This week my wife and I began the great tradition of Lent

http://en.wikipedia.org/wiki/Lent 

In Canada you know that Lent is coming up because Tim Hortons begins its “Roll Up the Rim to Win” campaign. For those of you who are not familiar with how this works let me explain. Roll Up the Rim to Win turns every paper coffee cup into a lottery ticket, when you purchase a regular or large coffee you are given a specialty cup that you can roll up the rim to see if you have won any of the thousands of prizes. These prizes range from donuts and cookies, to cars and cash. I hope the irony is not lost on anyone.

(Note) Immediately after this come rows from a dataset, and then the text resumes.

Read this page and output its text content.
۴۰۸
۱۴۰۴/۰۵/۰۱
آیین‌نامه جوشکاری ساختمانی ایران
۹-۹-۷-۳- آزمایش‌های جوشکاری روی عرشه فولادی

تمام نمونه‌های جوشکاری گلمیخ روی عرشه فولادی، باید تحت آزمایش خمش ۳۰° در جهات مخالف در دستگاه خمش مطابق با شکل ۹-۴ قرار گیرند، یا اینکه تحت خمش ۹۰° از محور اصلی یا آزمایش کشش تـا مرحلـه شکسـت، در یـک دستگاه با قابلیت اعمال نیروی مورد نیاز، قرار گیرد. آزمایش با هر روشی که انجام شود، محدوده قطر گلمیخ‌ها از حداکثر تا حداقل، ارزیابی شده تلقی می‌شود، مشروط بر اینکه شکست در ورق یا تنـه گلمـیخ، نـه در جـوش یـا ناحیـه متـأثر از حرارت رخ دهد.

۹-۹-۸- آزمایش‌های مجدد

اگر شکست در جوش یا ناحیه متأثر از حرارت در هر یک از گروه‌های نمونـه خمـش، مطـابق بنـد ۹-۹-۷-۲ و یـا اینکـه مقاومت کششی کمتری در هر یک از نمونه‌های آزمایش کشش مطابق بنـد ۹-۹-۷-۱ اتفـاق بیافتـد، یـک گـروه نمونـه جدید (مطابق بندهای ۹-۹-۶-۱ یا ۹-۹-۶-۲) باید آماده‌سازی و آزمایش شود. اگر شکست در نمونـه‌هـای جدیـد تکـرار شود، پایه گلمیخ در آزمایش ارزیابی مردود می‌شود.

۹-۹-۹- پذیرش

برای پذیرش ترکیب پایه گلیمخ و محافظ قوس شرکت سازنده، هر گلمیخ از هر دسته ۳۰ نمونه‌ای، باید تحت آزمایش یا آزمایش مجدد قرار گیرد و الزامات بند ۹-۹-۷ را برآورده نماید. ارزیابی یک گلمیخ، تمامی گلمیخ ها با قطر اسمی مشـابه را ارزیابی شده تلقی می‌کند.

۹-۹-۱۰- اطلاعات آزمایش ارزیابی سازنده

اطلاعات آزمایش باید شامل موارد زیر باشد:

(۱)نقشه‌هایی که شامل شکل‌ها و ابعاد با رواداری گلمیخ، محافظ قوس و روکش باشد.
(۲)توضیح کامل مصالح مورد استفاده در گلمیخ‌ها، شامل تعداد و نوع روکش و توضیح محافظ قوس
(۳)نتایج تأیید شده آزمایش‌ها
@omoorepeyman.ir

This year my wife suggested that we participate in Lent and after a short debate over what we would actually miss if we went without out, we decided to abstain from television. Now that being said my wife and I are not big television watchers; in fact we can count “our shows” on one hand, but what we had noticed lately is that we would end up watching when we needed to relax or when we were bored.  I greatly underestimated how impactful this would be.

On Wednesday night my wife was out at choir rehearsal, which left me home alone with a free evening, and no television. What happened when I couldn’t watch television for an evening? To my suprise I couldn’t find enough activities to keep me occupied that night. I spent time reading (Knowing God, by J.I. Packer), doing some website design for a financial planning company, dishes, laundry, and cleaning the bathroom. What I realized that night is how much time I actually wasted in front of the television every day and what I could potentially be doing to contribute, to my home, to my wife, to my career and to my spiritual development if I was more focused.

This new awareness got me thinking about faithfullness. How faithful am I being with my time, my energy, my talents? How much more could God use me and grow me if I really gave my best energy to the activites that I believe have the highest value. Am I really loving God with all my heart, soul, mind and strength?

So I’ve decided that I will take the next few weeks to see what happens if I give my life over to God with a deeper committment than ever before. I think it will be a great adventure, maybe you should join me.